SUMMARY REPORT FOR JULY, 2011--FINAL REPORT
The best metric for measuring a portfolio whose mission is capital gains is total return. The central idea with a capital-gains portfolio is to grow capital.
The Capital Gains Portfolio had a total return of 51% vs. the S&P 500's gain of 15% during its 2001-2010 lifespan. That means that the portfolio returned 3.6 times as much money as the S&P 500 Index.
CAPITAL GAINS PORTFOLIO HISTORY
The Capital Gains Portfolio was created April 1, 2001.
It was a real portfolio with real money. It was not a "model" portfolio that ignored brokerage fees or other frictional costs.
The opening amount was $50,000. Nothing was added since inception except for dividends received.
The portfolio was designed to demonstrate the results that can be achieved by following Sensible Stock Investing principles.
Because of growing demands on my time, I terminated the Capital Gains Portfolio in June, 2011. I now focus my time on dividend growth investing. That does not divorce me from capital gains: Dividend-growth stocks also enjoy capital gains and good total returns as well as generating increasing streams of income.
I formerly maintained a Timing Outlook as one of my tools. The Timing Outlook is no longer maintained. However, for a description of how it was computed, click here.
Since inception, this Portfolio grew 51% vs. the S&P 500's 15%.
Portfolio begun April 1, 2001 with $50,000
S&P 500 at beginning date: 1160
Final value of portfolio (June 30, 2011): $75,616 (+51%)
Final value of S&P 500: 1321 (+15%)
Portfolio vs. S&P 500: The Portfolio returned 3.6 times the return of the Index.

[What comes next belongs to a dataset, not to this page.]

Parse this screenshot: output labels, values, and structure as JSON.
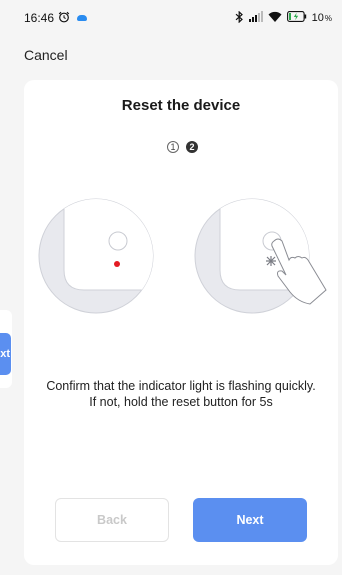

(2) Stocks and ETFs held in Capital Gains Portfolio:
The portfolio has been terminated. It holds no stocks or ETFs.
(3) Risk control:
Market risk can never be eliminated in stock investing. A bear market tends to bring about 70% of stocks down with it. Even if the market is doing well overall, an individual stock can be in its own bear mode. See this article: "The Importance of Controlling Risk and Minimizing Losses in Stock Investing."
In any event, there are certain common-sense techniques that can be used to manage risk. The overall goal is to achieve an old Wall Street cliche: "Let your winners run, and sell your losers."
Here are some of the significant steps to controlling risk:
Choose stocks with favorable valuations.
Try to be out of the market when it is tumbling. One of the big reasons for the Capital Gains Portfolio's outperformance during its life was the technique of "going to cash" when market conditions were unfavorable. You may wish to read the FAQ about my Timing Outlook. You can find it here. I formerly updated the Timing Outlook every two weeks, but ceased updating it when I terminated the Capital Gains Portfolio in June, 2011.
Use sell-stops. Every position in the Capital Gains Portfolio was protected by a sell-stop. That means that if the price of a stock or ETF dropped to the sell-stop price that I designated, the stop order converted to a market order, and the stock sold automatically. That was protection against losing too much money--or giving back gains--because of price drops.